The Fortress Introducer Sheath System consists of an introducer sheath with hemostasis valve and side port, as well as a dilator with a tapered tip and luer lock at the proximal end. The main introducer sheath tubing is connected at the proximal end to a hemostasis valve with side port tubing that is connected to a plastic 3-way stopcock valve. The side port is used for flushing the introducer sheath. The introducer sheath is introduced into the vascular system with the aid of the dilator. The hemostasis valve at the proximal end of the introducer sheath conforms and seals around guide wires and catheters to reduce blood leakage from the introducer sheath. A radiopaque marker helps identify the distal end of the introducer sheath. The introducer sheath (5F and 6F sizes) has a hydrophobic silicone coating on the outer surface of the distal 30cm portion.

The System consists of the following components:

• A One Introducer Sheath with hemostasis valve
• A Two dilators: 5F and 6F 100cm version
• A One dilator: 5F and 6F 45cm version

This document is a 510(k) Premarket Notification from the FDA regarding the Fortress Introducer Sheath System. It details the device's indications for use, comparison to a predicate device, and the testing performed to demonstrate substantial equivalence.

Here's the breakdown of the acceptance criteria and study information provided:

1. Table of Acceptance Criteria and Reported Device Performance

The acceptance criteria for each test are implicitly stated as "Passed," indicating that the device met the pre-defined requirements for each test. The actual numerical or descriptive criteria for "passing" are not explicitly listed in this summary, but the "Test Result" column confirms that all tests were successfully completed according to their respective acceptance criteria.

2. Sample Size Used for the Test Set and Data Provenance

The document does not explicitly state the sample sizes used for each of the tests. The tests performed are primarily performance and safety tests on the device itself (e.g., mechanical testing, material compatibility, sterilization), not clinical studies with human subjects. Therefore, typical data provenance details like "country of origin" or "retrospective/prospective" are not applicable in the way they would be for a clinical trial. The testing appears to be laboratory-based verification and validation.
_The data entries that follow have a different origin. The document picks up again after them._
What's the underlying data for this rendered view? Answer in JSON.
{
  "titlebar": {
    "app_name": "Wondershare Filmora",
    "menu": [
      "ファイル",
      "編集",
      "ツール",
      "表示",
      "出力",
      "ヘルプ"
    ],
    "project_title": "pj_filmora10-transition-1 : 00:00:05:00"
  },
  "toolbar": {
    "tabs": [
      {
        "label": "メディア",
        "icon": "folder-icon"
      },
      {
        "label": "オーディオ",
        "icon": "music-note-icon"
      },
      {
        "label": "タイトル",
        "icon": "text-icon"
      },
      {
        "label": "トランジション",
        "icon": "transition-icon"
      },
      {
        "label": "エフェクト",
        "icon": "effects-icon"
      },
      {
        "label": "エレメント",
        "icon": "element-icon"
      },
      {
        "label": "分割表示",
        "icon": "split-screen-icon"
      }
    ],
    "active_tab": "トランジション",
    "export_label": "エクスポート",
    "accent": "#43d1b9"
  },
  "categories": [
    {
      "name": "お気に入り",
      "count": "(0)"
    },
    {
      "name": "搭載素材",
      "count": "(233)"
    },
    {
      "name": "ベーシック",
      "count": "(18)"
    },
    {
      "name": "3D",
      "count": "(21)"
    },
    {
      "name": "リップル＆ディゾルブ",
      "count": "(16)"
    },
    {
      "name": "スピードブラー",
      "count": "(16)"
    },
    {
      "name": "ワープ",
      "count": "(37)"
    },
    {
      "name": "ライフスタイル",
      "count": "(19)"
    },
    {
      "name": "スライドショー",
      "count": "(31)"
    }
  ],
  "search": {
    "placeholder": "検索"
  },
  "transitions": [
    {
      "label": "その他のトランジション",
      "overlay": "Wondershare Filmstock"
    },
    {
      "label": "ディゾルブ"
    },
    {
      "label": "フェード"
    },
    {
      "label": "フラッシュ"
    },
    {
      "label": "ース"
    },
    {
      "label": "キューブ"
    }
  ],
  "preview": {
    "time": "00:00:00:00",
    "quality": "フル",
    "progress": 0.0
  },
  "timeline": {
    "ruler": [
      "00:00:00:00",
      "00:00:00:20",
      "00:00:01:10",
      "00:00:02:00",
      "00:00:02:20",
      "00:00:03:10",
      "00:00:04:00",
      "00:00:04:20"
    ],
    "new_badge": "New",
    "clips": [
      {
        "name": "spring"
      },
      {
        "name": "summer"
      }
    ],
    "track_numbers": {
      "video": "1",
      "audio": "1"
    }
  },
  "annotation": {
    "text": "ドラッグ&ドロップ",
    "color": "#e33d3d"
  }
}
3. Number of Experts Used to Establish Ground Truth for the Test Set and Qualifications of those Experts

Not applicable. The tests performed are laboratory-based engineering and biological compatibility tests, not evaluations requiring expert consensus on clinical imagery or patient data. The "ground truth" for these tests would be established by the industry standards and methodologies followed (e.g., ISO standards, ASTM standards, FDA guidance documents) by qualified laboratory personnel.

4. Adjudication Method for the Test Set

Not applicable. The tests are objective measurements and evaluations against pre-defined engineering and safety specifications, not subjective assessments requiring adjudication among multiple observers.

5. If a Multi-Reader Multi-Case (MRMC) Comparative Effectiveness Study was done, and effect size

No, an MRMC comparative effectiveness study was not done. The document focuses on demonstrating substantial equivalence through non-clinical performance and safety testing. The device is an introducer sheath system, which is a physical medical device, not an AI software or imaging diagnostic tool that would typically undergo MRMC studies.

6. If a standalone (i.e. algorithm only without human-in-the-loop performance) was done

Not applicable. The Fortress Introducer Sheath System is a physical medical device, not an algorithm or AI software. Therefore, the concept of "standalone algorithm performance" (without human-in-the-loop) does not apply.

7. The Type of Ground Truth Used

The ground truth used for these tests is based on established engineering principles, material science, biological compatibility standards, and regulatory guidance documents. For instance:

• Mechanical tests: "Ground truth" is defined by the device's design specifications and performance limits (e.g., strength, kink resistance, insertion force) derived from engineering analysis and comparison to predicate devices, verified through physical measurements.
• Biological tests (Cytotoxicity, LAL, Sterilization): "Ground truth" is defined by accepted biological safety standards and validated testing protocols to ensure the device is non-toxic, non-pyrogenic, and sterile.
• Visibility under X-ray: "Ground truth" is the device's observable radiopacity under X-ray imaging.

8. The Sample Size for the Training Set

Not applicable. This device is a physical medical instrument, not an AI or machine learning model. Therefore, there is no "training set" in the context of data-driven model development.

9. How the Ground Truth for the Training Set was Established

Not applicable, as there is no "training set" for this type of device.